Company will begin offering a flash memory-based storage device for laptops.

Samsung Electronics has developed a replacement for conventional hard drives that is based on flash memory chips. The company plans to begin mass production of the device in August, it says.

The solid-state disk (SSD) uses memory chips in place of the mechanical recording system used inside hard drives, and has several advantages including lower power consumption and higher data rates. Flash memory technology isn't new and the advantages have been known for years but such solid-state disks have never been commercially produced before because flash has one big disadvantage over hard-drive storage: it's much more expensive.

Samsung announced basic details of the SSD on Monday but declined to provide any information about its price.

The Seoul company is planning SSDs with parallel ATA (Advanced Technology Attachment) interfaces in capacities up to 16GB. The 16GB devices will contain 16 memory chips holding 8 gigabits each, it says. Such chips sell for about $55 each on the spot memory market, according to DRAM Exchange Tech. That would put the chip cost of the 16GB SSD at almost $900.

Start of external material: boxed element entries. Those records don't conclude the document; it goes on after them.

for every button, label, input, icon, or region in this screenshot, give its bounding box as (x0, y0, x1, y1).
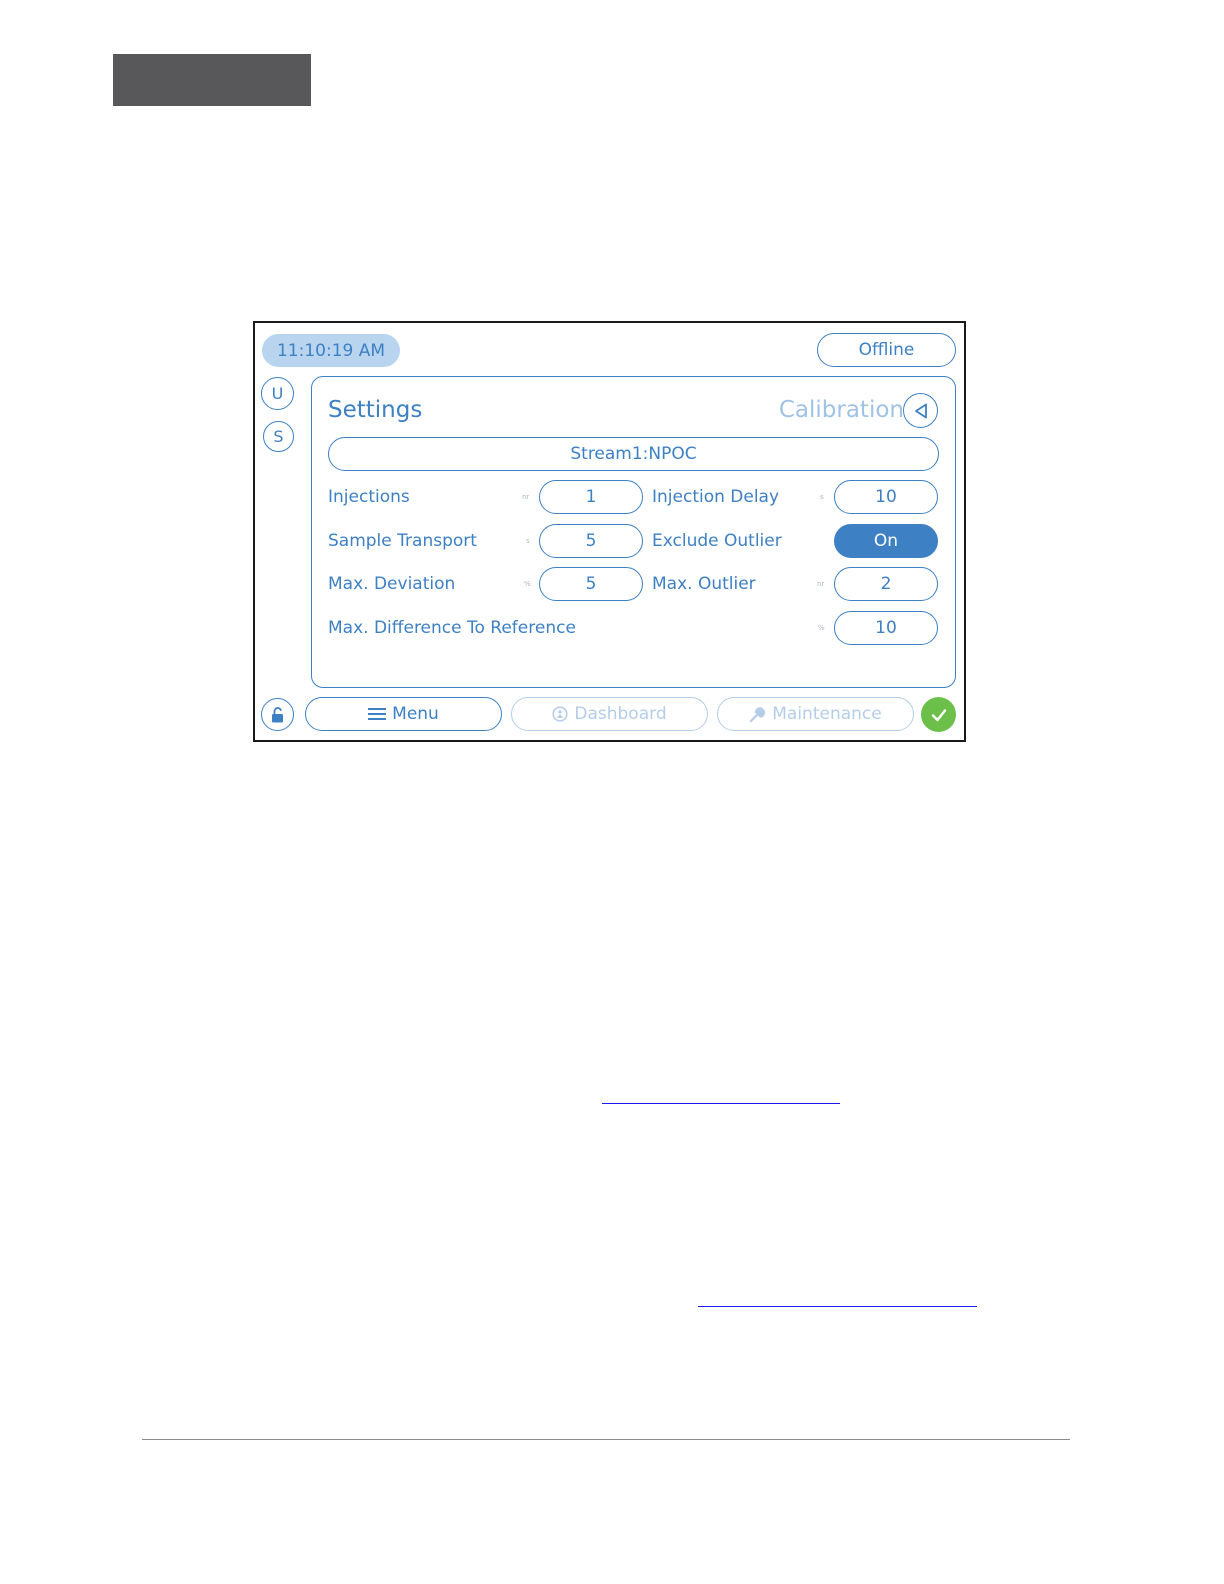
document-link-underline[interactable] (602, 1103, 840, 1104)
exclude-outlier-toggle[interactable]: On (834, 524, 938, 558)
wrench-icon (749, 706, 766, 723)
clock-display: 11:10:19 AM (262, 334, 400, 367)
maintenance-button[interactable]: Maintenance (717, 697, 914, 731)
injections-unit: nr (522, 493, 530, 501)
menu-button[interactable]: Menu (305, 697, 502, 731)
device-screen: 11:10:19 AM Offline U S Settings Calibra… (253, 321, 966, 742)
page-title: Settings (328, 397, 423, 423)
stream-selector[interactable]: Stream1:NPOC (328, 437, 939, 471)
max-difference-label: Max. Difference To Reference (328, 618, 576, 638)
max-outlier-field[interactable]: 2 (834, 567, 938, 601)
dashboard-label: Dashboard (574, 704, 667, 724)
triangle-left-icon (914, 403, 927, 418)
document-link-underline[interactable] (698, 1306, 977, 1307)
lock-button[interactable] (261, 698, 294, 731)
dashboard-button[interactable]: Dashboard (511, 697, 708, 731)
confirm-button[interactable] (921, 697, 956, 732)
sample-transport-label: Sample Transport (328, 531, 477, 551)
max-outlier-unit: nr (817, 580, 825, 588)
maintenance-label: Maintenance (772, 704, 882, 724)
settings-panel: Settings Calibration Stream1:NPOC Inject… (311, 376, 956, 688)
max-difference-unit: % (818, 624, 825, 632)
footer-divider (142, 1439, 1070, 1440)
max-deviation-label: Max. Deviation (328, 574, 456, 594)
breadcrumb: Calibration (778, 397, 904, 423)
user-button[interactable]: U (261, 377, 294, 410)
max-difference-field[interactable]: 10 (834, 611, 938, 645)
status-button[interactable]: Offline (817, 333, 956, 367)
injections-label: Injections (328, 487, 410, 507)
injection-delay-label: Injection Delay (652, 487, 780, 507)
sample-transport-unit: s (526, 537, 530, 545)
max-outlier-label: Max. Outlier (652, 574, 756, 594)
exclude-outlier-label: Exclude Outlier (652, 531, 782, 551)
menu-label: Menu (392, 704, 439, 724)
hamburger-icon (368, 707, 387, 721)
sample-transport-field[interactable]: 5 (539, 524, 643, 558)
system-button[interactable]: S (263, 421, 294, 452)
header-block (113, 54, 311, 106)
checkmark-icon (931, 708, 946, 721)
injection-delay-field[interactable]: 10 (834, 480, 938, 514)
max-deviation-unit: % (524, 580, 531, 588)
gauge-icon (552, 706, 568, 722)
unlocked-padlock-icon (271, 706, 283, 722)
injection-delay-unit: s (820, 493, 824, 501)
back-button[interactable] (903, 393, 938, 428)
max-deviation-field[interactable]: 5 (539, 567, 643, 601)
injections-field[interactable]: 1 (539, 480, 643, 514)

Because Samsung is a major manufacturer of flash memory chips, it can likely source the chips internally at a lower price. Even so, it will be difficult to compete with hard drive makers on cost. Laptop drives at capacities of up to 30GB can easily be found for less than $200.

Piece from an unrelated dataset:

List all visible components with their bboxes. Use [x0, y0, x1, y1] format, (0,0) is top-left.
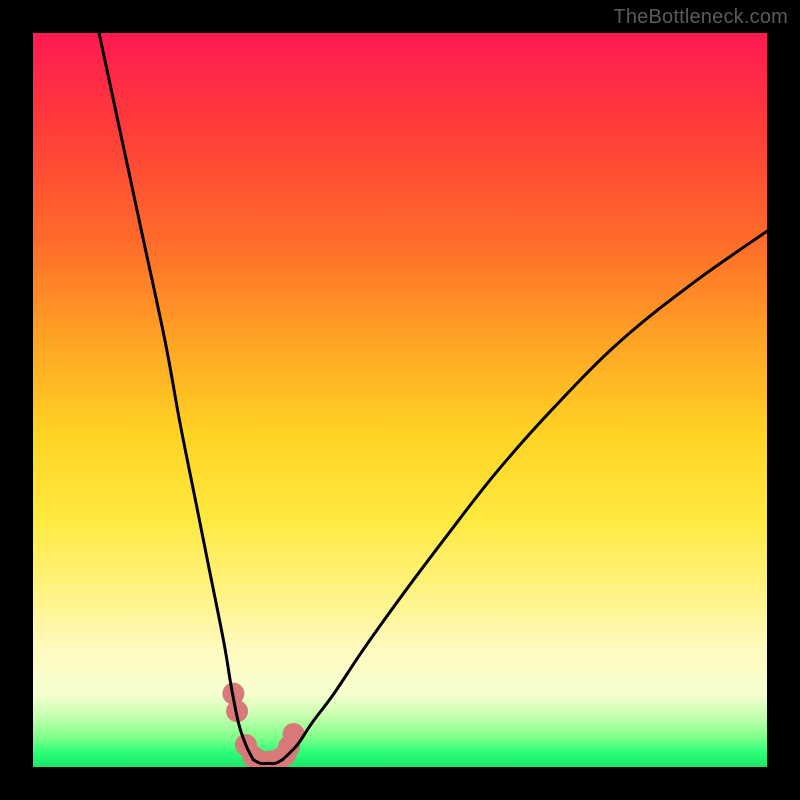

The advantages of a Flash HDD are obvious: Silent operation, consumes 5 percent of the power used by a hard drive, and weighs less than half as much. It can read data at up to 57MB per second and write it at up to 32MB per second.

Because SSDs don't use moving parts, they are much more resistant to harsh environmental conditions or shock and are thus suitable for industrial or military markets, says Samsung. Such users are less focused on low-cost components than the consumer market.

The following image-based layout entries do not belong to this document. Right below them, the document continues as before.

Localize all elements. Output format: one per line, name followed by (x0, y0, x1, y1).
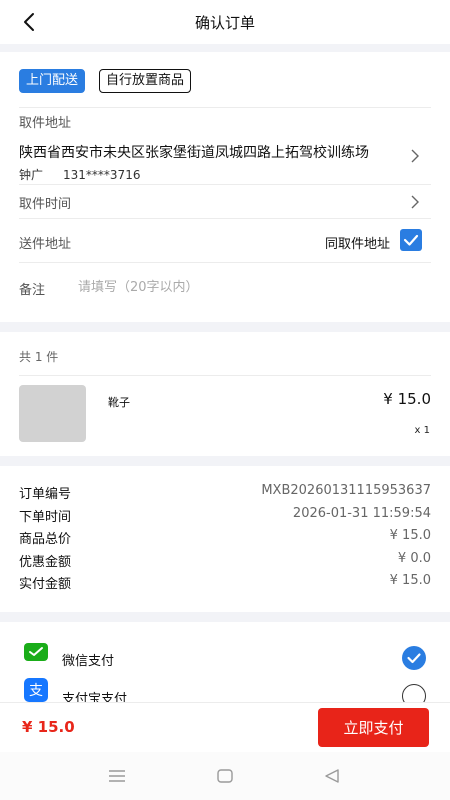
page-title: 确认订单 (194, 14, 255, 32)
goods-total-label: 商品总价 (19, 532, 72, 547)
total-amount: ¥ 15.0 (22, 718, 75, 736)
pickup-time-label: 取件时间 (19, 197, 72, 212)
product-quantity: x 1 (414, 425, 430, 436)
remark-input[interactable] (78, 277, 378, 297)
payment-option-wechat[interactable]: 微信支付 (0, 640, 450, 676)
product-name: 靴子 (108, 396, 130, 409)
discount-value: ¥ 0.0 (397, 551, 431, 566)
payment-methods-card: 微信支付 支 支付宝支付 (0, 622, 450, 702)
order-number-value: MXB20260131115953637 (261, 483, 431, 498)
system-nav-bar (0, 752, 450, 800)
pickup-contact: 钟广 131****3716 (19, 166, 140, 183)
item-count: 共 1 件 (19, 350, 59, 364)
pickup-address-text: 陕西省西安市未央区张家堡街道凤城四路上拓驾校训练场 (19, 145, 369, 161)
payment-option-alipay[interactable]: 支 支付宝支付 (0, 678, 450, 702)
wechat-pay-icon (24, 643, 48, 661)
pickup-address-label: 取件地址 (19, 116, 72, 131)
alipay-icon: 支 (24, 678, 48, 702)
contact-name: 钟广 (19, 168, 44, 182)
remark-label: 备注 (19, 283, 46, 298)
same-as-pickup-label: 同取件地址 (324, 237, 390, 252)
order-row: 下单时间 2026-01-31 11:59:54 (19, 506, 431, 525)
header-bar: 确认订单 (0, 0, 450, 44)
alipay-label: 支付宝支付 (62, 692, 128, 702)
divider (19, 218, 431, 219)
order-row: 实付金额 ¥ 15.0 (19, 573, 431, 592)
paid-amount-label: 实付金额 (19, 577, 72, 592)
chevron-right-icon (411, 195, 419, 209)
checkmark-icon (403, 234, 419, 246)
home-icon[interactable] (216, 768, 234, 784)
pay-now-button[interactable]: 立即支付 (318, 708, 429, 747)
product-thumbnail (19, 385, 86, 442)
back-icon[interactable] (323, 768, 341, 784)
items-card: 共 1 件 靴子 ¥ 15.0 x 1 (0, 332, 450, 456)
checkmark-icon (407, 653, 421, 664)
order-row: 优惠金额 ¥ 0.0 (19, 551, 431, 570)
tab-self-placement[interactable]: 自行放置商品 (99, 69, 192, 93)
order-time-value: 2026-01-31 11:59:54 (292, 506, 431, 521)
order-time-label: 下单时间 (19, 510, 72, 525)
same-as-pickup-checkbox[interactable] (400, 229, 422, 251)
delivery-mode-tabs: 上门配送 自行放置商品 (19, 69, 192, 93)
delivery-address-label: 送件地址 (19, 237, 72, 252)
order-details-card: 订单编号 MXB20260131115953637 下单时间 2026-01-3… (0, 466, 450, 612)
chevron-right-icon (411, 149, 419, 163)
delivery-card: 上门配送 自行放置商品 取件地址 陕西省西安市未央区张家堡街道凤城四路上拓驾校训… (0, 52, 450, 322)
alipay-radio[interactable] (402, 684, 426, 702)
menu-icon[interactable] (108, 768, 126, 784)
tab-door-delivery[interactable]: 上门配送 (19, 69, 86, 93)
wechat-pay-label: 微信支付 (62, 654, 115, 669)
divider (19, 107, 431, 108)
divider (19, 375, 431, 376)
bottom-action-bar: ¥ 15.0 立即支付 (0, 702, 450, 752)
order-number-label: 订单编号 (19, 487, 72, 502)
paid-amount-value: ¥ 15.0 (389, 573, 431, 588)
contact-phone: 131****3716 (63, 168, 141, 182)
discount-label: 优惠金额 (19, 555, 72, 570)
order-row: 订单编号 MXB20260131115953637 (19, 483, 431, 502)
svg-text:支: 支 (29, 683, 43, 699)
goods-total-value: ¥ 15.0 (389, 528, 431, 543)
divider (19, 184, 431, 185)
wechat-pay-radio[interactable] (402, 646, 426, 670)
order-row: 商品总价 ¥ 15.0 (19, 528, 431, 547)
product-price: ¥ 15.0 (383, 390, 431, 408)
divider (19, 262, 431, 263)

The price difference between flash memory and hard drive storage has been narrowing and continues to do so, says Simon Woo, an analyst at Merrill Lynch in Seoul. While per-bit prices for the type of memory produced by Samsung are dropping at between 30 percent and 40 percent per year, the equivalent price for hard drive storage is falling by about 20 percent annually, he says.

Eventually, SSDs will be able to compete with hard drive storage on price but that time is several years away, he says.